02.04.2012

EuGH-Vorlage zur sog. Entstrickungsbesteuerung nach § 20 UmwStG 1995

Das FG Hamburg hat den EuGH zur Klärung unionsrechtlicher Fragen angerufen, die die Besteuerung stiller Reserven (sog. Entstrickungsbesteuerung) im Zusammenhang mit einem gesellschaftsrechtlichen Umwandlungsvorgang betreffen. Der vorlegende Senat hat Zweifel, ob die Regelung des § 20 Abs. 3 und 4 UmwStG 1995 mit der Niederlassungsfreiheit vereinbar ist.

FG Hamburg 26.1.2012, 2 K 224/10
Der Sachverhalt:
Die Klägerin ist eine in Österreich ansässige Gesellschaft. Ihre Rechtsvorgängerin und eine weitere österreichische Gesellschaft, die beide später zur Klägerin verschmolzen sind, waren zunächst als Kommanditisten an einer deutschen Kommanditgesellschaft beteiligt, Komplementärin war eine inländische GmbH. In diese GmbH brachten die österreichischen Gesellschaften im Wege der Sacheinlage ihre Anteile an der KG ein und erhielten hierfür Anteile an der GmbH, die KG war damit aufgelöst. In der Übernahmebilanz der aufnehmenden GmbH wurde das eingebrachte Betriebsvermögen mit den Buchwerten angesetzt.

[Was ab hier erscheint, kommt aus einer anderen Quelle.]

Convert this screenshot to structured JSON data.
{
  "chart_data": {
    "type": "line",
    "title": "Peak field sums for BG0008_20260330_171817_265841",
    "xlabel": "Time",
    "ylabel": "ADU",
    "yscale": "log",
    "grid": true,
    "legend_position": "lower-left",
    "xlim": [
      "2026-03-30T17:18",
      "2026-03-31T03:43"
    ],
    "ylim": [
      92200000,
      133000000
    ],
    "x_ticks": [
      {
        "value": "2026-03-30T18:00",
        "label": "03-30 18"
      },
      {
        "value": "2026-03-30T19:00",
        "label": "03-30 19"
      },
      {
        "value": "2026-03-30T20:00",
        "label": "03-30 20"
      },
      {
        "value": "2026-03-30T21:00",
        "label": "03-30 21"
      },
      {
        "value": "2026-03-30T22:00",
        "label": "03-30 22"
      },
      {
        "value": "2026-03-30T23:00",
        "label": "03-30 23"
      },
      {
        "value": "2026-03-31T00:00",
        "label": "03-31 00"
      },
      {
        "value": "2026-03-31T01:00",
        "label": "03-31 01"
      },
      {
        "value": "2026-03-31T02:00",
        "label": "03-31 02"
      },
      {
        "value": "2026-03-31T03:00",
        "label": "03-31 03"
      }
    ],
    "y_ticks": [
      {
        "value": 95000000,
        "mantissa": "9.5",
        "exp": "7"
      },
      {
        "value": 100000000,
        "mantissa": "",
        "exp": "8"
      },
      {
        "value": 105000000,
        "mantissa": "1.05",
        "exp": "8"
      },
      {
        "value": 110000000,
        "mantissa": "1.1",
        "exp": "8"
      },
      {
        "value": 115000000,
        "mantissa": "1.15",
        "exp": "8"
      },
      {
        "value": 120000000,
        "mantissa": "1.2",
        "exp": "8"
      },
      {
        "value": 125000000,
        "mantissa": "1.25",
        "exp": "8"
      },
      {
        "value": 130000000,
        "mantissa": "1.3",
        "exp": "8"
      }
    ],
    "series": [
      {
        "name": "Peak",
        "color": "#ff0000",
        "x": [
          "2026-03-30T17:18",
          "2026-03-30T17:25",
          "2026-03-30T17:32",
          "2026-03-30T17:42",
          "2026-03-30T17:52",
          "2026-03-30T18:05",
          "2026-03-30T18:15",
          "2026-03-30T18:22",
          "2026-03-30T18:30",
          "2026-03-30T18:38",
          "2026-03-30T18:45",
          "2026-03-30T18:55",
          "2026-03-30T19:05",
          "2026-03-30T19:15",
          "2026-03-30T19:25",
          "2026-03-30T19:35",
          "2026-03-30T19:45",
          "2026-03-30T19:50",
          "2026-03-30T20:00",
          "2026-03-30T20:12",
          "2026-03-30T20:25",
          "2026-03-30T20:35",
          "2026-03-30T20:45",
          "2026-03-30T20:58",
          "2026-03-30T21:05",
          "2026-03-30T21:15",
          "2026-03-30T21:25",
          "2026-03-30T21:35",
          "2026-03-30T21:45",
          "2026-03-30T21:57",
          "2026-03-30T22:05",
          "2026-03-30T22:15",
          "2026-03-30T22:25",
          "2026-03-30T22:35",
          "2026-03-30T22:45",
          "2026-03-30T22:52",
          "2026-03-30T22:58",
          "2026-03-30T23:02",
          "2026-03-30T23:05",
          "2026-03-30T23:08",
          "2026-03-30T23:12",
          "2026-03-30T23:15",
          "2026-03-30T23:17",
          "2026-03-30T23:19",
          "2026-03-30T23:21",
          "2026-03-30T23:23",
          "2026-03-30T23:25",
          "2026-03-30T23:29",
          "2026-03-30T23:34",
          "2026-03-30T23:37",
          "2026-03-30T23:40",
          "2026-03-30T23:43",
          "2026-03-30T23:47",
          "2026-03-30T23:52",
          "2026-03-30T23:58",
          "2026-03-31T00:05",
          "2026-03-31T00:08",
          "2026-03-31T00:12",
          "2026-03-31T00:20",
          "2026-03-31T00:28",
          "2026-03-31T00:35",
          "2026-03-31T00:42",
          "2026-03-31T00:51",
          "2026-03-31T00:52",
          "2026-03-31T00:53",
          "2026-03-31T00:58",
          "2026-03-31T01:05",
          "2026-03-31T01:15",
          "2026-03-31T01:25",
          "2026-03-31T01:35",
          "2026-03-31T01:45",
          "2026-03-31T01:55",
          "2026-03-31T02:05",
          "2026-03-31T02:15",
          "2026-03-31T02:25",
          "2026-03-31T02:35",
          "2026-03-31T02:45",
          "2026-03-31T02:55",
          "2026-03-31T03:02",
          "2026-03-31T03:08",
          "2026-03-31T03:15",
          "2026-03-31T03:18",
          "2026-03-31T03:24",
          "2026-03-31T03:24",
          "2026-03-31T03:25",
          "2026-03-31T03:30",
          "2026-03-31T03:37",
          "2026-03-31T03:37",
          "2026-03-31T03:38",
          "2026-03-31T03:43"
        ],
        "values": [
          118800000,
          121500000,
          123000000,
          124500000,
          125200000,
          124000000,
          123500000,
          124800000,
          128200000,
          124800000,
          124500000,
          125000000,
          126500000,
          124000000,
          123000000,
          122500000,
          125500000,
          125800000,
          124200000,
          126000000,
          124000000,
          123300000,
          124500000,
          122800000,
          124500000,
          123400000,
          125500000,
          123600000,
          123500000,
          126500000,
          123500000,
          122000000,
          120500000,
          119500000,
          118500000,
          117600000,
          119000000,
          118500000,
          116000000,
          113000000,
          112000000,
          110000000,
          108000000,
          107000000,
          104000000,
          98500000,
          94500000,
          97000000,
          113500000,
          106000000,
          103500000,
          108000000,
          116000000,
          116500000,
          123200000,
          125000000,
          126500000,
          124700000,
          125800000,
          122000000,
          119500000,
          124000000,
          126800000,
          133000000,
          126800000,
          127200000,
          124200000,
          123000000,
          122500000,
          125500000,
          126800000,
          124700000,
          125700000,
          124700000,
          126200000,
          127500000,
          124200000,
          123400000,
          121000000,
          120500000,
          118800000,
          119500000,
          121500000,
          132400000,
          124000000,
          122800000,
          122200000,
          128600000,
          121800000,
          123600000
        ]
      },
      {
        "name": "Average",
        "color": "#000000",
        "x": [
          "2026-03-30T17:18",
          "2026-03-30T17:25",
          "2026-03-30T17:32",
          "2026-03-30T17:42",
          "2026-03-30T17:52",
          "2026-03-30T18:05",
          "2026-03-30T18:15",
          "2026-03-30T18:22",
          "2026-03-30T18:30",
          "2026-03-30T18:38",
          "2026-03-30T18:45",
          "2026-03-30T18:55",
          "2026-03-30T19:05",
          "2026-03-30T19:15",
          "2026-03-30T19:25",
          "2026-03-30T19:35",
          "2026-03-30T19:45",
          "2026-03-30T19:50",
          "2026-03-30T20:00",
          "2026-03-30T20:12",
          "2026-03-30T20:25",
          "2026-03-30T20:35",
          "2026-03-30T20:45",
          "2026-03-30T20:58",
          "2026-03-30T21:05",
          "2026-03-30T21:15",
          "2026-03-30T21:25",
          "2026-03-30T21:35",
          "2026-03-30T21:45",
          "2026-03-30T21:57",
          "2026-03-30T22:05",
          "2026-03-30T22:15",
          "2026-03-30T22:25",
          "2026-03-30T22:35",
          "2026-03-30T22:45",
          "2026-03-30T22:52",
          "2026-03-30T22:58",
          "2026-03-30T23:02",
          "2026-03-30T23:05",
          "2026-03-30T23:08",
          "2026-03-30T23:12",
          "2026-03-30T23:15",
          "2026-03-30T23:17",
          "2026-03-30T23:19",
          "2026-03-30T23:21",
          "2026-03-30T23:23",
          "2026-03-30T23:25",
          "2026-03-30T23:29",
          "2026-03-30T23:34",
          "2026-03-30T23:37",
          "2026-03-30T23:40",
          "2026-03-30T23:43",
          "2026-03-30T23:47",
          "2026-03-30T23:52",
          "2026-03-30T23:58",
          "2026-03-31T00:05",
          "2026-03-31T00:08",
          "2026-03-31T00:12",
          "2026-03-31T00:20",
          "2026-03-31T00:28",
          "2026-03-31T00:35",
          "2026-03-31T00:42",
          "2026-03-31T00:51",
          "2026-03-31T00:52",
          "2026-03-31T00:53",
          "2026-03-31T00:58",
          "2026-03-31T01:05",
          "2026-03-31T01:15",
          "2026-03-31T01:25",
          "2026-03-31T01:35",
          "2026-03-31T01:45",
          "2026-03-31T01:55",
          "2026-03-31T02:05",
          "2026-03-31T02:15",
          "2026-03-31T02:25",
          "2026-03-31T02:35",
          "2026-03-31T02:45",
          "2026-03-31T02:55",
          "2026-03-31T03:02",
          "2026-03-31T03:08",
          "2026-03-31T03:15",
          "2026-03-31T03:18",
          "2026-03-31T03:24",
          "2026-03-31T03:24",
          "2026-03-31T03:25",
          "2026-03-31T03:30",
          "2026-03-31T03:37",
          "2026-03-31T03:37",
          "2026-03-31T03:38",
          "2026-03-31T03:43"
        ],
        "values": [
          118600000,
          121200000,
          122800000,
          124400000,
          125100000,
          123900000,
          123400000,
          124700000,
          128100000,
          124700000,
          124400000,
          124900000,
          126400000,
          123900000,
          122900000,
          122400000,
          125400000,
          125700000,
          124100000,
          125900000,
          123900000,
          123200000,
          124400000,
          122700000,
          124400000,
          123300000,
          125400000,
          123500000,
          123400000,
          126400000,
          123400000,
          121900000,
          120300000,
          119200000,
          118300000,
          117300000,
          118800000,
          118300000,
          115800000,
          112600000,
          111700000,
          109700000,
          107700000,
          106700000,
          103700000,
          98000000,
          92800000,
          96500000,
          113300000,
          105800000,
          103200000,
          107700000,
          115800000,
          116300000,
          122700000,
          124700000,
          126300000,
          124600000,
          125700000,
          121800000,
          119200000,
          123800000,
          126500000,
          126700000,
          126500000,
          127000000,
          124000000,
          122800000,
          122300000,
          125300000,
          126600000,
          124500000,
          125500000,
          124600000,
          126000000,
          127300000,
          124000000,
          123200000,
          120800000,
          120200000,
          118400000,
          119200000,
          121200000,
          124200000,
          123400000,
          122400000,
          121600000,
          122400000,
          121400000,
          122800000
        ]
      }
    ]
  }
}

Das Finanzamt bewertete die mit Wirkung zum 1.1.2001 von beiden österreichischen Gesellschaften in die inländische GmbH eingebrachten Mitunternehmeranteile gem. § 20 Abs. 3 UmwStG 1995 dagegen mit dem Teilwert und setzte mit Feststellungsbescheid für 2000 entsprechende Veräußerungsgewinne fest. Auch bei der aufnehmenden GmbH wurde der Einlagewert mit dem Teilwert berücksichtigt. Die Klägerin macht demgegenüber mit ihrer gegen den Feststellungsbescheid gerichteten Klage geltend, dass die Besteuerung des Einbringungsgewinns zwar dem Wortlaut des § 20 Abs. 3 UmwStG 1995 entspreche, aber die unionsrechtlich geschützte Niederlassungsfreiheit verletze.

Die Niederlassungsfreiheit sei verletzt, weil die Buchwertfortführung allein deshalb versagt werde, weil die einbringenden Mitunternehmer ihren Sitz in Österreich hätten und das Besteuerungsrecht für die Veräußerung von Anteilen an einer Kapitalgesellschaft nach dem zwischen Deutschland und Österreich bestehenden Doppelbesteuerungsabkommen dem Sitzstaat zugewiesen werde. Hätten die österreichischen Gesellschaften dagegen ihren Sitz im Inland gehabt, käme es nicht zur Aufdeckung der in den eingebrachten Anteilen ruhenden stillen Reserven und damit nicht zur sofortigen Besteuerung eines Veräußerungsgewinns.

Das FG Hamburg hat den EuGH zur Klärung unionsrechtlicher Fragen angerufen.

Die Gründe:
Das FG hat Zweifel, ob die Regelung des § 20 Abs. 3 und 4 UmwStG 1995 mit der Niederlassungsfreiheit vereinbar ist.

Der Klärung durch den EuGH bedarf dabei u.a. auch die Frage, ob eine etwaige Beeinträchtigung der Niederlassungsfreiheit gerechtfertigt sein könnte, etwa durch eine gerechte Aufteilung des Besteuerungssubstrats zwischen den einzelnen Mitgliedsstaaten, und ob nicht jedenfalls die Sofortbesteuerung unverhältnismäßig ist. Des Weiteren ist ggf. zu klären, ob eine im UmwStG 1995 vorgesehene - antragsabhängige - Stundungsregelung für die Besteuerung des Veräußerungsgewinns in fünf jährlichen Teilbeträgen ausreichend ist, um die Nachteile der Wertaufdeckung aus unionsrechtlicher Sicht aufzuwiegen.

Hintergrund:
Auch wenn das Ausgangsverfahren mit § 20 UmwStG 1995 ausgelaufenes Recht zum Gegenstand hat, dürften die Vorlagefragen auch für die aktuelle Rechtslage von einiger Bedeutung sein, weil die sog. Entstrickungsbesteuerung nach wie vor in der Diskussion steht und die Fünftel-Regelung in verschiedenen vom Gesetzgeber als "europäisiert" angesehenen Gesetzen Anwendung findet (§§ 4 Abs. 1 S. 3 und 4 EStG i.V.m. § 4g Abs. 1 und 2 EStG, §§ 36 Abs. 5, 12 Abs. 1 S. 1 KStG).